Je ne sais si on a le droit de le dire, mais Noothgrush est au sludge ce que Black Sabbath est au doom : un groupe fade et très contournable, que beaucoup d'escrocs tenteront de vous faire emplafonner avec enthousiasme. Et, tenez, fait amusant, sur cette première démo aujourd'hui rééditée, Noothgrush joue du doom. Et, tenez, fait amusant, ça leur réussit pour une fois. Pas qu'un peu. Non tant parce qu'ils sonnent un peu comme Sleep, un peu comme Alice in Chains, un peu comme du Hawkwind au tramadol, un peu comme du très vieux Electric Wizard. Plutôt parce que ces morceaux sonnent vieux tout court, et divinement, c'est le mot, caquetants, et mollement sardoniques, qu'ils font une très bonne proposition de version doom de Rudimentary Peni ; cet album à 0,02 de tension et enchanté de l'être a toute l'ambiance carcérale kafkaïo-foraine qu'on peut se prendre à déguster par avance à en juger d'après les voyages cosmico-médiévalo-cold-wave ricanants promis par l'anguleux couillon de la pochette sur son fringant vaisseau. Un doom heureux comme Sisyphe, un doom de vieux clodo sidéral condamné à perpète et plutôt pas mécontent de son horizon infini de poussiéreuse peinardise abrutie - vous voulez que je vous dise, en toute confidence ? je qualifierais ce doom d'absolument radieux, si je m'écoutais - en plus de religieux.

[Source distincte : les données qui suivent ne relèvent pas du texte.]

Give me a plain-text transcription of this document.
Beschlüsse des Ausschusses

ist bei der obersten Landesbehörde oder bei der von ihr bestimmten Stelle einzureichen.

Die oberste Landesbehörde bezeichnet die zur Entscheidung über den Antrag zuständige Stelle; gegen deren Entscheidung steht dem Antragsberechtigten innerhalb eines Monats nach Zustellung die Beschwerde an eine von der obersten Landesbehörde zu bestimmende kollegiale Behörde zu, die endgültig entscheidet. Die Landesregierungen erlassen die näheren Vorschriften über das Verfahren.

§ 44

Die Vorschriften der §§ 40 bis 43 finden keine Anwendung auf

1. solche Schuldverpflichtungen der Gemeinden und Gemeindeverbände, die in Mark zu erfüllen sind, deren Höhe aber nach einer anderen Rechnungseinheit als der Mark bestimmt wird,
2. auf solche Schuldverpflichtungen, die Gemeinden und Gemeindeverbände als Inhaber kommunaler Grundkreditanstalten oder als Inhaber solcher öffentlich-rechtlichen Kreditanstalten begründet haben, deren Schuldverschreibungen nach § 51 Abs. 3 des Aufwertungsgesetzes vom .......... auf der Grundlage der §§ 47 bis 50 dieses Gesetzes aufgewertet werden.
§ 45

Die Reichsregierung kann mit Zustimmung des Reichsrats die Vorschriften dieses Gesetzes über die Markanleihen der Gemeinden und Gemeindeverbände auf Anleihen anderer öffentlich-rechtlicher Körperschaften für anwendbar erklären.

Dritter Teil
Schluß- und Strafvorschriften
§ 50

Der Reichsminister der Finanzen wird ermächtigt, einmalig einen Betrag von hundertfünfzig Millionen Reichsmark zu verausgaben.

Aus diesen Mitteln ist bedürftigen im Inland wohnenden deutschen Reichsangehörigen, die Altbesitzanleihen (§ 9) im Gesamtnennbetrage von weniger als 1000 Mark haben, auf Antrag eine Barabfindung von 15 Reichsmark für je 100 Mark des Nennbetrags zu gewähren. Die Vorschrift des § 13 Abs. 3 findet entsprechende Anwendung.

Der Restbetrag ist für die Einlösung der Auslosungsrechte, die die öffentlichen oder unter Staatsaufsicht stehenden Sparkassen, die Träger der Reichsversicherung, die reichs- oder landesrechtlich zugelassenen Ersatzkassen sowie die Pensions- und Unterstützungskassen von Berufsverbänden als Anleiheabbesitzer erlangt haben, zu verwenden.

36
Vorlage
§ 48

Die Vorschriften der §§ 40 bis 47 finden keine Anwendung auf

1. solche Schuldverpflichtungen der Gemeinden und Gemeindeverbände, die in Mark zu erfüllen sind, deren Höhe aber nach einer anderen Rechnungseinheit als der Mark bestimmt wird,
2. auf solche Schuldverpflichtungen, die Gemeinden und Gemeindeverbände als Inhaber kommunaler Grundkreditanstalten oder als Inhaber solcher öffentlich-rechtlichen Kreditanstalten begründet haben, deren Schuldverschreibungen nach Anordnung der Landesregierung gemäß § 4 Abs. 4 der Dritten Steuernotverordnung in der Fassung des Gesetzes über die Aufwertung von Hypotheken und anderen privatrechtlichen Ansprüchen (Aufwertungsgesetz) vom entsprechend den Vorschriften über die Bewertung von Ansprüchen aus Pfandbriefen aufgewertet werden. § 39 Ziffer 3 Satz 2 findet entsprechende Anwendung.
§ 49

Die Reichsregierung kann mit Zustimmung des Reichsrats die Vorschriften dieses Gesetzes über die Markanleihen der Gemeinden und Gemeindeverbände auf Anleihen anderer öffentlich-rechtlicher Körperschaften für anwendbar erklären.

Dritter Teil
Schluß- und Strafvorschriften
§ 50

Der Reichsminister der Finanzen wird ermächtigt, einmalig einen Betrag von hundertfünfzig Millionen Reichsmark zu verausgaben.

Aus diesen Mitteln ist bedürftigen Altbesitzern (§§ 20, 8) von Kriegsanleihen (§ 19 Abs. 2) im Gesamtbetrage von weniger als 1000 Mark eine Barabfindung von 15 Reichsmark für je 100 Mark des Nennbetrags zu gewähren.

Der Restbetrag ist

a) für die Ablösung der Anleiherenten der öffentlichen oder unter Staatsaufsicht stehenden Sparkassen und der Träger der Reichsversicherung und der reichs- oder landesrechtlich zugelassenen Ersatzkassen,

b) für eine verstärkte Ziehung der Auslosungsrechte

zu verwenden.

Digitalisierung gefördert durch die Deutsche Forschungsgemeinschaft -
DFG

Est-il besoin de préciser que je n'ai jamais saisi ce qu'on trouvait de si sombre à Temples of Boom ?
Bref, tout ceci est accessoire ; parce que cette petite démo est surtout un fier disque de musique, une crypte et un asile.

dimanche 20 novembre 2011

Tupac : All eyez on me

Le mauvais goût, ça a au moins l'avantage d'être plus répandu que le bon. En somme c'est plus démocratique. Mais comme pour les chasseurs, il y a le bon mauvais goût et le mauvais mauvais goût. La viscosité de l'asphalte californien qui colle aux semelles de tes Caterpillar, avec un groove fleurant bon le goudron chaud et le flow qui traine au sol comme un baggy. Des fois la ligne 6 elle t'emmene direct à L.A.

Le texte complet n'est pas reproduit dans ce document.